On Friday at 2:00 a few people on my team had a 40 minute virtual happy hour. I made myself a vodka and juice drink that wasn’t quite a martini, but I put it in a martini glass. It was pretty and tasty and pink. There were five of us on the video call and it made me happy and again I felt lucky that I work with really great people that I like and love so much. I barbecued hamburgers for dinner and Marley started speaking to me again. I watched Hardy and Devon Dawson and Lauren Alaina on the Instagram Live Risky Jam and my heart felt full with happiness and love and togetherness. I love that these house concerts are popping up to lift people’s spirits. They truly lift mine.
On Saturday we wanted to go for a hike, but when we got to the trail it was closed, so we went to the beach. The weather was beautiful. Perfect, actually. I thought I took a lot of pictures, but I took almost none. We walked on the walking path because we had our dog. It wasn’t crowded, but also it wasn’t dead. Again, I wondered if there were more people than usual on a cool March day since kids can’t play sports or go to birthday parties or go to the mall. It was nice to be in the fresh air. To be in nature. (Later I saw pictures on the news of Malibu and Huntington Beach being packed. We were at Zuma and it wasn’t like that. Nothing like that.)
At 4:30 I had a virtual happy hour with some of my best girlfriends. We haven’t all been together in over a year. Funny how being apart is the thing that brought us together. A couple hours in, the husbands joined the party. Dave and I had cheese and wine again for dinner. We’re going to meet again virtually next weekend and attempt to play Cards Against Humanity. We’ll see how that goes.
This morning I went for a run with my dog. He loves to run, but he’s not the best behaved dog and is a terrible running partner.
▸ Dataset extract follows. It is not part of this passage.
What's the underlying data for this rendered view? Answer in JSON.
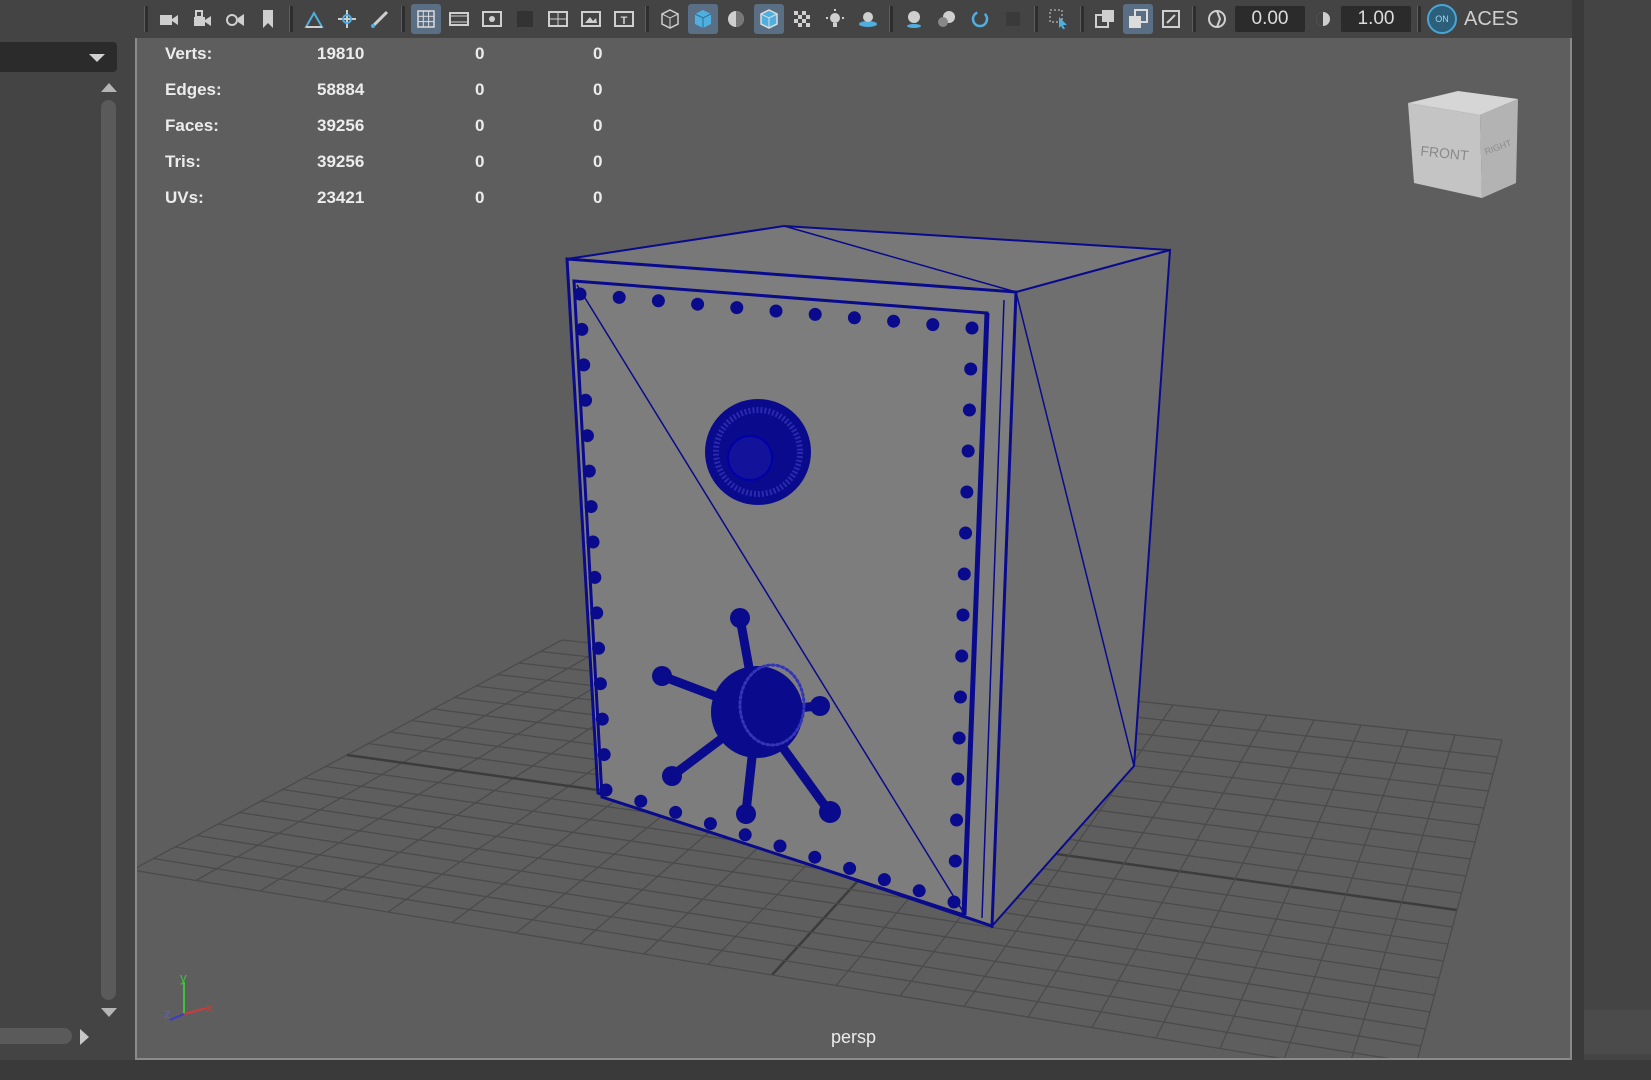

We crossed paths with a woman with two dogs. I said hello as I was coming upon her and she ignored me. As we were running past her, my dog lunged at her dogs, crossing my path and causing me to trip over him. I yelled as I came tumbling down and she never looked back. Didn’t ask if I was okay. I’m going to assume it’s because she didn’t see me fall (and must have had earbuds in, so didn’t hear me yell) and not because she thought I was a coronavirus carrying zombie. I cleaned the house today. (My house is cleaner than it’s ever been and no one can come over to see it.) I baked banana bread. My writing group had a virtual creativity session at 2:00 where we all dedicated one hour to working on something – writing, editing, practicing yoga, etc. I’m being productive. I wrote this. It’s the first thing I’ve written in a long, long while.
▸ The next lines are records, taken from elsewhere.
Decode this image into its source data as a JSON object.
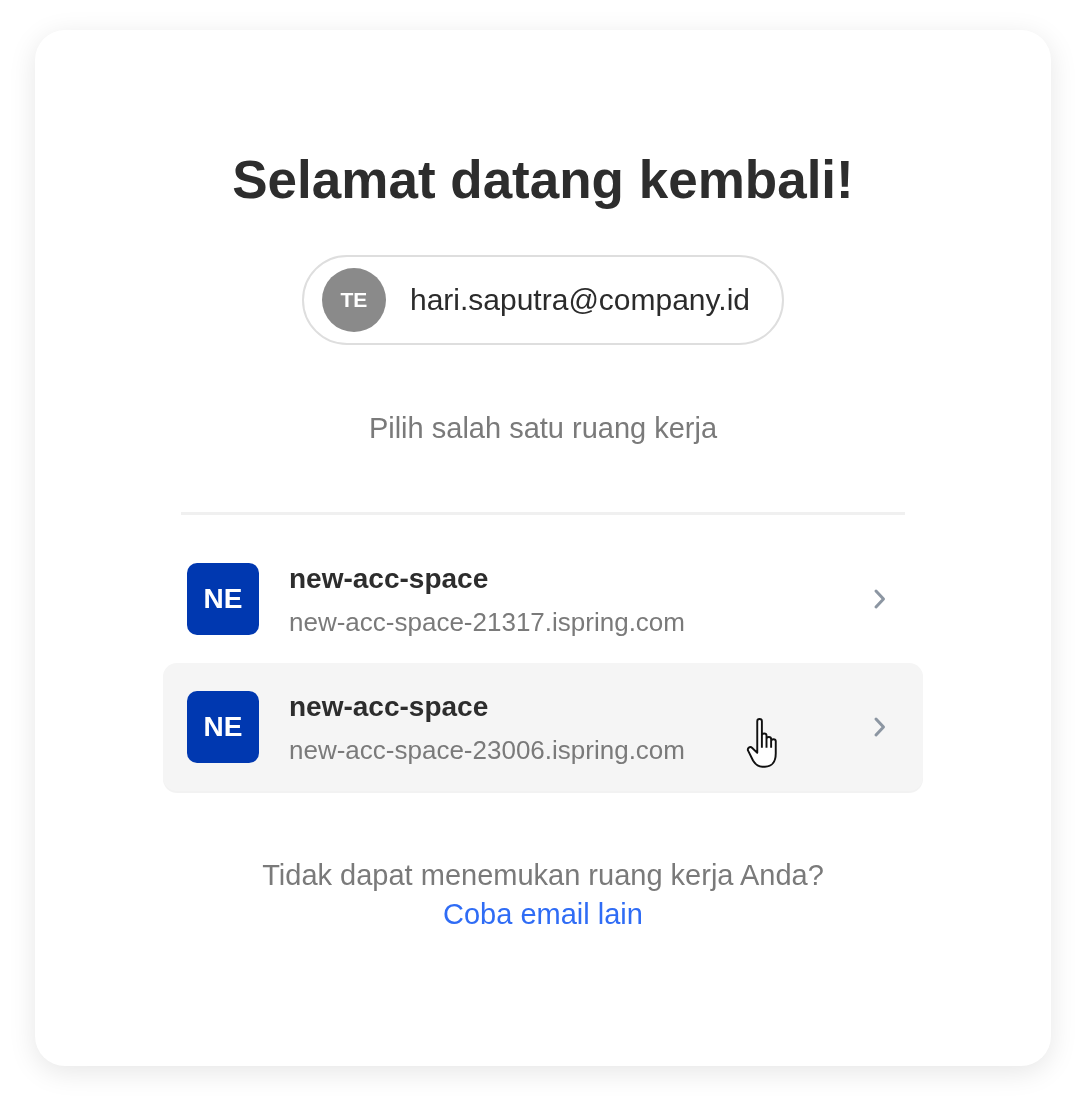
{
  "heading": "Selamat datang kembali!",
  "account": {
    "initials": "TE",
    "email": "hari.saputra@company.id"
  },
  "prompt": "Pilih salah satu ruang kerja",
  "workspaces": [
    {
      "initials": "NE",
      "name": "new-acc-space",
      "url": "new-acc-space-21317.ispring.com",
      "hovered": false
    },
    {
      "initials": "NE",
      "name": "new-acc-space",
      "url": "new-acc-space-23006.ispring.com",
      "hovered": true
    }
  ],
  "footer": {
    "question": "Tidak dapat menemukan ruang kerja Anda?",
    "link": "Coba email lain"
  }
}
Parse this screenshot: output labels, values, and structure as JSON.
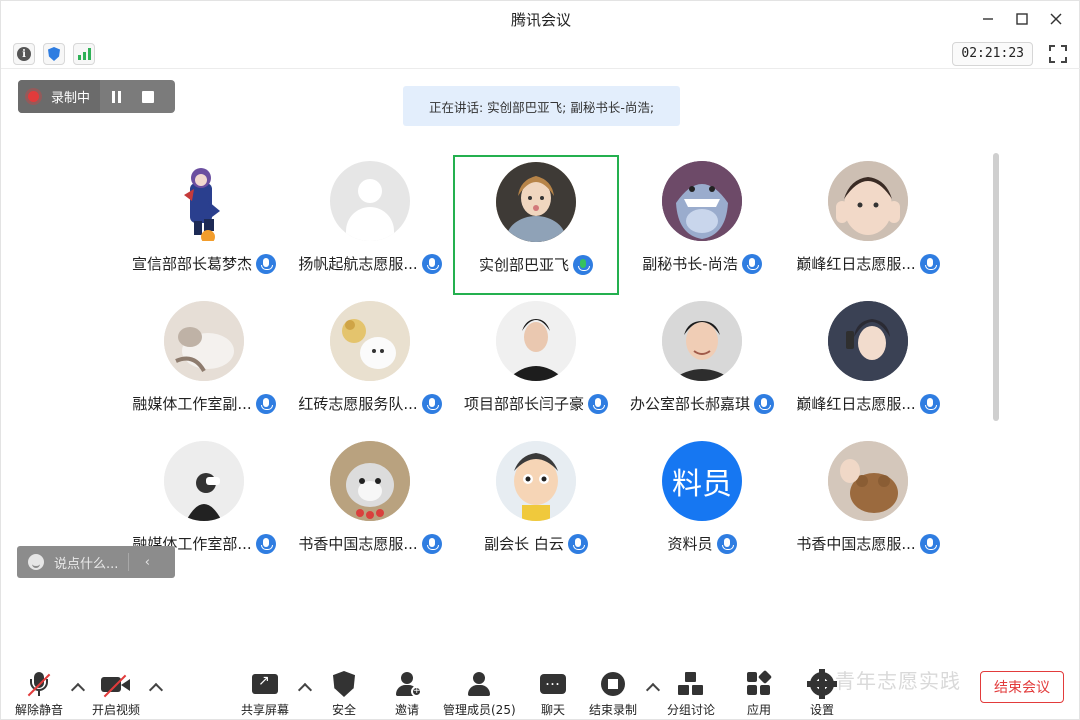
{
  "window": {
    "title": "腾讯会议"
  },
  "infobar": {
    "timer": "02:21:23"
  },
  "recording": {
    "label": "录制中"
  },
  "speaking": {
    "text": "正在讲话: 实创部巴亚飞; 副秘书长-尚浩;"
  },
  "participants": [
    {
      "name": "宣信部部长葛梦杰",
      "avatar": "anime-character"
    },
    {
      "name": "扬帆起航志愿服...",
      "avatar": "default-person"
    },
    {
      "name": "实创部巴亚飞",
      "avatar": "painted-portrait",
      "speaking": true
    },
    {
      "name": "副秘书长-尚浩",
      "avatar": "shark-cartoon"
    },
    {
      "name": "巅峰红日志愿服...",
      "avatar": "child-photo"
    },
    {
      "name": "融媒体工作室副...",
      "avatar": "cat-photo"
    },
    {
      "name": "红砖志愿服务队...",
      "avatar": "flower-bear"
    },
    {
      "name": "项目部部长闫子豪",
      "avatar": "man-photo"
    },
    {
      "name": "办公室部长郝嘉琪",
      "avatar": "boy-photo"
    },
    {
      "name": "巅峰红日志愿服...",
      "avatar": "anime-boy"
    },
    {
      "name": "融媒体工作室部...",
      "avatar": "bw-figure"
    },
    {
      "name": "书香中国志愿服...",
      "avatar": "cat-flowers"
    },
    {
      "name": "副会长 白云",
      "avatar": "cartoon-boy"
    },
    {
      "name": "资料员",
      "avatar": "text-avatar",
      "avatar_text": "料员"
    },
    {
      "name": "书香中国志愿服...",
      "avatar": "teddy-bear"
    }
  ],
  "chat": {
    "placeholder": "说点什么..."
  },
  "toolbar": {
    "mute": "解除静音",
    "video": "开启视频",
    "share": "共享屏幕",
    "security": "安全",
    "invite": "邀请",
    "members": "管理成员(25)",
    "chat": "聊天",
    "end_record": "结束录制",
    "breakout": "分组讨论",
    "apps": "应用",
    "settings": "设置"
  },
  "end_meeting": "结束会议",
  "watermark": "青年志愿实践",
  "colors": {
    "accent": "#2f7de1",
    "speaking_border": "#24b04f",
    "danger": "#e23b3b",
    "banner": "#e3eefc"
  }
}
The coronavirus is worse than terrible. Possibly the worst thing ever. And the worst is truly yet to come. I’d be lying if I said I wasn’t more than a little bit scared. And yet – the humanity has been so wonderful. (Well, other than the blind-ear-bud-wearing-corona-virus-zombie-fearing dog walking woman.) The Instagram Live concerts truly fill my music loving heart with joy. Virtual happy hours make me feel connected even when we are forced apart. And I wrote! (And my house is clean!) This is really hard. And is really terrible. But we will get through it. Together. Even when we have to remain apart.